Calculating and putting all possibilities of 36 ncr 10 in a list in Python can be achieved in different ways. In this article, we will explore three different approaches to solve this problem.

## Approach 1: Using the math module

```
import math
def calculate_ncr(n, r):
return math.comb(n, r)
n = 36
r = 10
possibilities = [calculate_ncr(n, i) for i in range(r+1)]
print(possibilities)
```

In this approach, we utilize the `math.comb()`

function from the math module to calculate the combination. We iterate over the range of values from 0 to `r`

(inclusive) and calculate the combination for each value. The results are stored in the `possibilities`

list.

## Approach 2: Using a recursive function

```
def calculate_ncr(n, r):
if r == 0 or r == n:
return 1
else:
return calculate_ncr(n-1, r-1) + calculate_ncr(n-1, r)
n = 36
r = 10
possibilities = [calculate_ncr(n, i) for i in range(r+1)]
print(possibilities)
```

In this approach, we define a recursive function `calculate_ncr()`

that calculates the combination using the formula `nCr = (n-1)C(r-1) + (n-1)Cr`

. We start with the base cases where `r`

is 0 or equal to `n`

, which returns 1. For other values, we recursively call the function with reduced values of `n`

and `r`

. The results are stored in the `possibilities`

list.

## Approach 3: Using the itertools module

```
import itertools
n = 36
r = 10
possibilities = list(itertools.combinations(range(n), r))
print(possibilities)
```

In this approach, we utilize the `combinations()`

function from the itertools module to generate all possible combinations of length `r`

from the range of values from 0 to `n-1`

. The results are stored in the `possibilities`

list.

After evaluating all three approaches, it can be concluded that Approach 1 using the math module is the most efficient and straightforward solution for calculating and putting all possibilities of 36 ncr 10 in a list in Python. It provides a built-in function specifically designed for calculating combinations, resulting in cleaner and more readable code.

## 11 Responses

Approach 3 with itertools module is like a magician revealing tricks! Mind-blowing efficiency! 🎩🔥

Approach 3 seems like the way to go! Who doesnt love itertools? 🐍

Approach 2 seems like a fun challenge, but Id go with Approach 3 for simplicity. Thoughts?

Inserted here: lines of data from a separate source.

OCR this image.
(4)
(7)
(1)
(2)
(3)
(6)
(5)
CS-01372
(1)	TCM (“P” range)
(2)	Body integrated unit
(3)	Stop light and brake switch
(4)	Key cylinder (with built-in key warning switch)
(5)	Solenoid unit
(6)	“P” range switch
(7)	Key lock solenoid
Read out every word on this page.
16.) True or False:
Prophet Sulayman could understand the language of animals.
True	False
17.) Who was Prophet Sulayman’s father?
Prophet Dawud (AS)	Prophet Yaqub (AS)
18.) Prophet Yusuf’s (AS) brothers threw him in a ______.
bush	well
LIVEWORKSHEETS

Approach 3 with itertools seems like a ninja move! Love the elegance and simplicity. 🥷💯

Approach 2 seems like a fun challenge, but Approach 3 sounds more efficient. What do you guys think? 🤔

I personally believe that Approach 2 is the way to go. It adds an element of excitement and creativity to the challenge. Who needs efficiency when you can have fun? But hey, thats just my opinion. Lets hear what others have to say! 😄

Approach 2 sounds like a fun challenge, but Im curious if its more efficient than Approach 1.

Approach 2 sounds cool, but I wonder if its more efficient than the others. Any thoughts?

Ive tried approach 2 and found it to be incredibly efficient. It streamlined my workflow like nothing else. Give it a shot and see for yourself!

Approach 1 seems simple, but approach 3 with itertools module sounds intriguing! #PythonMath

Approach 2 seems like a mind-bending challenge! Recursive functions always make my brain go zigzag.